Column: The Hellish Loop of Gun Violence

Column: The Hellish Loop of Gun Violence

The thing about hell, you see, is repetition.

Insanely and inanely tedious, pure maddening recurrence and unlike heaven’s infinite, hell is only endless. Not even one damn thing after another, all of it’s monotony. A repeated madness, hell is a purely demonized foolishness, purely unredeemed sameness. A parody of the eternal, it’s anger that’s just done over and over again. And again and again.

The damned that Dante saw were tormented endlessly by bitter rehearsals all fit to their crimes. Angry souls forever mired in the Styx, doomed to sing broken hymns; bickering, mutually offended souls sparring by the side of hell’s dark road, narcissistic bigots wrestling for some futile last word. Dante saw betrayers biting and bitten, gnawing each other unvaryingly, unceasingly: all of it amaranthine.

Hell is on a loop. Uncreative, pathetic reruns of the worst inhumanities, it’s a sort of dull deathless numbness. Think of the anger born of some repeated slight, some repeated irritation, and imagine it interminable. That’s hell: an eternity not infinite, just endless. Unstoppable horror.

A myth to many fools, hell is becoming harder to deny or disbelieve. The evidence is there, seen on our screens, now almost on schedule. The same madness, the same tears, the same sham piety, the same political cowardice, the same impenitence, all of it very much like hell if not simply hell itself. All that’s new are people and places, victims and mourners, poor random sacrifices offered up for our momentary outrage and pathetically forgettable catharsis.

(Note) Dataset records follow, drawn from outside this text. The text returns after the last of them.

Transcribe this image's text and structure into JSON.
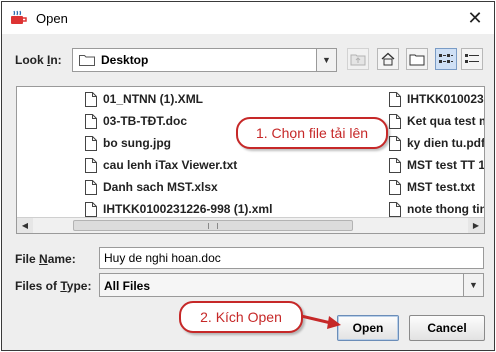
{
  "window": {
    "title": "Open",
    "close_label": "✕"
  },
  "look_in": {
    "label_pre": "Look ",
    "label_u": "I",
    "label_post": "n:",
    "value": "Desktop"
  },
  "toolbar": {
    "buttons": [
      {
        "name": "up-folder-button",
        "icon": "up-folder-icon",
        "state": "disabled"
      },
      {
        "name": "home-button",
        "icon": "home-icon",
        "state": "normal"
      },
      {
        "name": "new-folder-button",
        "icon": "new-folder-icon",
        "state": "normal"
      },
      {
        "name": "list-view-button",
        "icon": "list-view-icon",
        "state": "active"
      },
      {
        "name": "details-view-button",
        "icon": "details-view-icon",
        "state": "normal"
      }
    ]
  },
  "files": {
    "left": [
      "01_NTNN (1).XML",
      "03-TB-TĐT.doc",
      "bo sung.jpg",
      "cau lenh iTax Viewer.txt",
      "Danh sach MST.xlsx",
      "IHTKK0100231226-998 (1).xml"
    ],
    "right": [
      "IHTKK010023",
      "Ket qua test m",
      "ky dien tu.pdf",
      "MST test TT 1",
      "MST test.txt",
      "note thong tin"
    ]
  },
  "file_name": {
    "label_pre": "File ",
    "label_u": "N",
    "label_post": "ame:",
    "value": "Huy de nghi hoan.doc"
  },
  "files_of_type": {
    "label_pre": "Files of ",
    "label_u": "T",
    "label_post": "ype:",
    "value": "All Files"
  },
  "buttons": {
    "open": "Open",
    "cancel": "Cancel"
  },
  "callouts": {
    "choose_file": "1. Chọn file  tải lên",
    "click_open": "2. Kích Open"
  },
  "colors": {
    "callout": "#c62828",
    "folder": "#e0b64a",
    "active_view": "#cfe0f5"
  }
}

Our overused cultural liturgies are now meaningless. Our politics are now thoroughly corrupt. Sunken, it seems, into a numbing moral morass, unable to muster anything more than rote emotivism, we are collectively imitating a sort of hell on earth. Each now knows the sinister song by heart; verse by verse, with our fickle anger and fickle emotions, we play the chorus to this traveling tragedy, all of it the nonsense of our end.

Abandon all hope, ye who enter, that’s what it says on the gates of hell. And it’s what’s being inscribed on the hearts of Americans, each time we cry and each time we do nothing. Yes, it is very much the fault of our politicians, those bought accomplices of every death. But it’s just as much our fault too, we pathetic citizens, drunk on the drama of it all, but who refuse to vote, refuse to argue, refuse to do anything other than play the pathetic game of thoughts and prayers, thoughts and prayers, turning even our piety into a sort of demonic, apathetic routine.

Forgive me the absence of any comfort, that my words speak too much hellish doom, that they do not try to wipe away your tears. If religious, you will, of course, keep your hope in that light which even this darkness cannot conquer. If not, you can do whatever it is you do to stay sane; worship yourself or a rock or nothing, it’s up to you. Whatever your metaphysics, though, now’s not the time for cheap emotional complacency, not the time for the shallow slogans of idiotic optimism.

Rather, out of respect for the dead and out of an ethical disrespect for ourselves, may we at least have the decency to remain uncomfortable, to remain in mourning, to remain angry about this and little else, undistracted by the next stupid tweet or the next mindless celebrity.

Instead, may we be good enough to live this hell soberly. At least until we finally shut up and do something genuinely hopeful, something less like hell.